A new poll suggests that the staffing shortage at the Dallas Police Department is having a serious impact on how residents feel about public safety.

Conducted by The Dallas Express, the survey revealed that residents feel unsafe in public spaces in the city and have a strong desire for an increased law enforcement presence.

Just over 57% of respondents said they felt more unsafe than safe “while in a City of Dallas public space such as a park, street, or sidewalk or have refused to go out … due to feeling unsafe.”

Additionally, an overwhelming majority of residents across all districts said that DPD needs more officers. A little more than 90% of people said DPD “does not employ enough police officers to maintain city safety.” Less than 7% said they believe Dallas has a sufficient amount of police officers to maintain public safety. Barely 2% indicated that they thought DPD was overstaffed.

As reported by The Dallas Express, even City officials acknowledge that more police officers are needed to address the spikes in crime rates being seen in certain categories of offenses. For example, DPD Chief Eddie Garcia suggested that car thefts have been skyrocketing due to a lack of officers.

“Staffing has always been an issue, there’s no question about it,” the chief acknowledged. “The city of Dallas is the ninth largest city in the country, and I have about 12 individuals assigned to auto theft.”

The City previously estimated that Dallas needs about three officers for every 1,000 residents, which would put the total number necessary to maintain public safety at around 4,000 officers.
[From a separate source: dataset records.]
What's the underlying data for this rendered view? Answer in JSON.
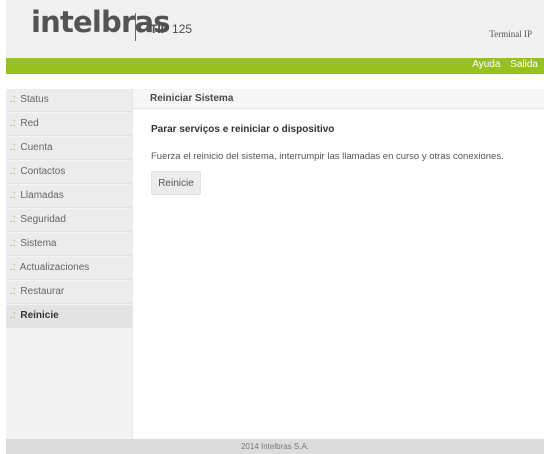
{
  "header": {
    "logo": "intelbras",
    "model_prefix": "TIP",
    "model_number": "125",
    "device_type": "Terminal IP"
  },
  "top_links": {
    "help": "Ayuda",
    "logout": "Salida"
  },
  "sidebar": {
    "prefix": ".:",
    "items": [
      {
        "label": "Status"
      },
      {
        "label": "Red"
      },
      {
        "label": "Cuenta"
      },
      {
        "label": "Contactos"
      },
      {
        "label": "Llamadas"
      },
      {
        "label": "Seguridad"
      },
      {
        "label": "Sistema"
      },
      {
        "label": "Actualizaciones"
      },
      {
        "label": "Restaurar"
      },
      {
        "label": "Reinicie"
      }
    ],
    "active_index": 9
  },
  "content": {
    "title": "Reiniciar Sistema",
    "heading": "Parar serviços e reiniciar o dispositivo",
    "description": "Fuerza el reinicio del sistema, interrumpir las llamadas en curso y otras conexiones.",
    "button_label": "Reinicie"
  },
  "footer": {
    "text": "2014 Intelbras S.A."
  },
  "colors": {
    "accent_green": "#97c11f",
    "header_bg": "#f1f1f1",
    "footer_bg": "#dcdcdc"
  }
}
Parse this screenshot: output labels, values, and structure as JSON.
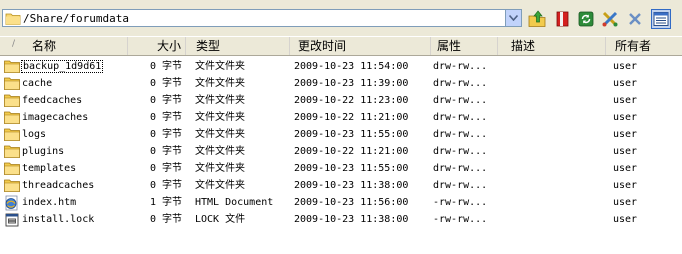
{
  "toolbar": {
    "path": "/Share/forumdata",
    "icons": [
      "folder-up-icon",
      "bookmark-icon",
      "refresh-icon",
      "tools-icon",
      "delete-icon",
      "view-details-icon"
    ]
  },
  "columns": {
    "name": "名称",
    "size": "大小",
    "type": "类型",
    "modified": "更改时间",
    "attributes": "属性",
    "description": "描述",
    "owner": "所有者"
  },
  "files": [
    {
      "name": "backup_1d9d61",
      "size": "0 字节",
      "type": "文件文件夹",
      "modified": "2009-10-23 11:54:00",
      "perm": "drw-rw...",
      "owner": "user",
      "icon": "folder-icon"
    },
    {
      "name": "cache",
      "size": "0 字节",
      "type": "文件文件夹",
      "modified": "2009-10-23 11:39:00",
      "perm": "drw-rw...",
      "owner": "user",
      "icon": "folder-icon"
    },
    {
      "name": "feedcaches",
      "size": "0 字节",
      "type": "文件文件夹",
      "modified": "2009-10-22 11:23:00",
      "perm": "drw-rw...",
      "owner": "user",
      "icon": "folder-icon"
    },
    {
      "name": "imagecaches",
      "size": "0 字节",
      "type": "文件文件夹",
      "modified": "2009-10-22 11:21:00",
      "perm": "drw-rw...",
      "owner": "user",
      "icon": "folder-icon"
    },
    {
      "name": "logs",
      "size": "0 字节",
      "type": "文件文件夹",
      "modified": "2009-10-23 11:55:00",
      "perm": "drw-rw...",
      "owner": "user",
      "icon": "folder-icon"
    },
    {
      "name": "plugins",
      "size": "0 字节",
      "type": "文件文件夹",
      "modified": "2009-10-22 11:21:00",
      "perm": "drw-rw...",
      "owner": "user",
      "icon": "folder-icon"
    },
    {
      "name": "templates",
      "size": "0 字节",
      "type": "文件文件夹",
      "modified": "2009-10-23 11:55:00",
      "perm": "drw-rw...",
      "owner": "user",
      "icon": "folder-icon"
    },
    {
      "name": "threadcaches",
      "size": "0 字节",
      "type": "文件文件夹",
      "modified": "2009-10-23 11:38:00",
      "perm": "drw-rw...",
      "owner": "user",
      "icon": "folder-icon"
    },
    {
      "name": "index.htm",
      "size": "1 字节",
      "type": "HTML Document",
      "modified": "2009-10-23 11:56:00",
      "perm": "-rw-rw...",
      "owner": "user",
      "icon": "html-file-icon"
    },
    {
      "name": "install.lock",
      "size": "0 字节",
      "type": "LOCK 文件",
      "modified": "2009-10-23 11:38:00",
      "perm": "-rw-rw...",
      "owner": "user",
      "icon": "lock-file-icon"
    }
  ]
}
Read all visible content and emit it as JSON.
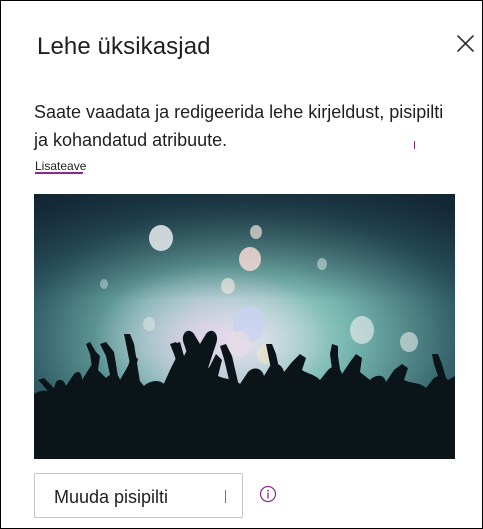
{
  "panel": {
    "title": "Lehe üksikasjad",
    "close_icon": "close-icon",
    "description": "Saate vaadata ja redigeerida lehe kirjeldust, pisipilti ja kohandatud atribuute.",
    "learn_more_label": "Lisateave",
    "thumbnail_alt": "",
    "change_thumbnail_label": "Muuda pisipilti",
    "info_icon": "info-icon"
  },
  "colors": {
    "text": "#201f1e",
    "accent_purple": "#8a2a8f",
    "border": "#c8c6c4",
    "focus_blue": "#2b88d8"
  }
}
Currently, DPD fields fewer than 3,200 officers.

DPD’s staffing shortage comes in the aftermath of the “Defund the Police” movement, which came on the scene several years ago and has seemingly continued to affect police departments across the country.

The issue eventually led Dallas Mayor Eric Johnson to leave the Democratic Party due to its support in some cities for reallocating public safety funding away from police staffing and resources.

“Very soon after the whole ‘Defund the Police’ nonsense started, activists showed up at my house trying to intentionally scare my family, scare my children, [and] scare me into changing my very, very clear position that we were not going to do that in Dallas,” Johnson explained. “That really was the eye-opener in terms of — this party is really serious about protecting the criminal element over the law-abiding folks and that they weren’t really going to change.”

As reported by The Dallas Express, Johnson has since founded the Republican Mayors Association, which claims, “America’s cities and towns need mayors who will prioritize the needs of our diverse citizenry — well funded (not defunded) police and fire departments, expertly maintained streets, beautiful public green spaces, and low taxes on residents and businesses — instead of virtue signaling and wasteful spending on poorly conceived government programs.”

In defense of the Defund the Police movement, Black Lives Matter co-founder Alicia Garza previously said, “When we talk about defunding the police, what we’re saying is ‘invest in the resources that our communities need. … Are we willing to live in fear that our lives will be taken by police officers who are literally using their power in the wrong way? Or are we willing to adopt and absorb the fear of what it might mean to change our practices, which will ultimately lead to a better quality of life for everyone.”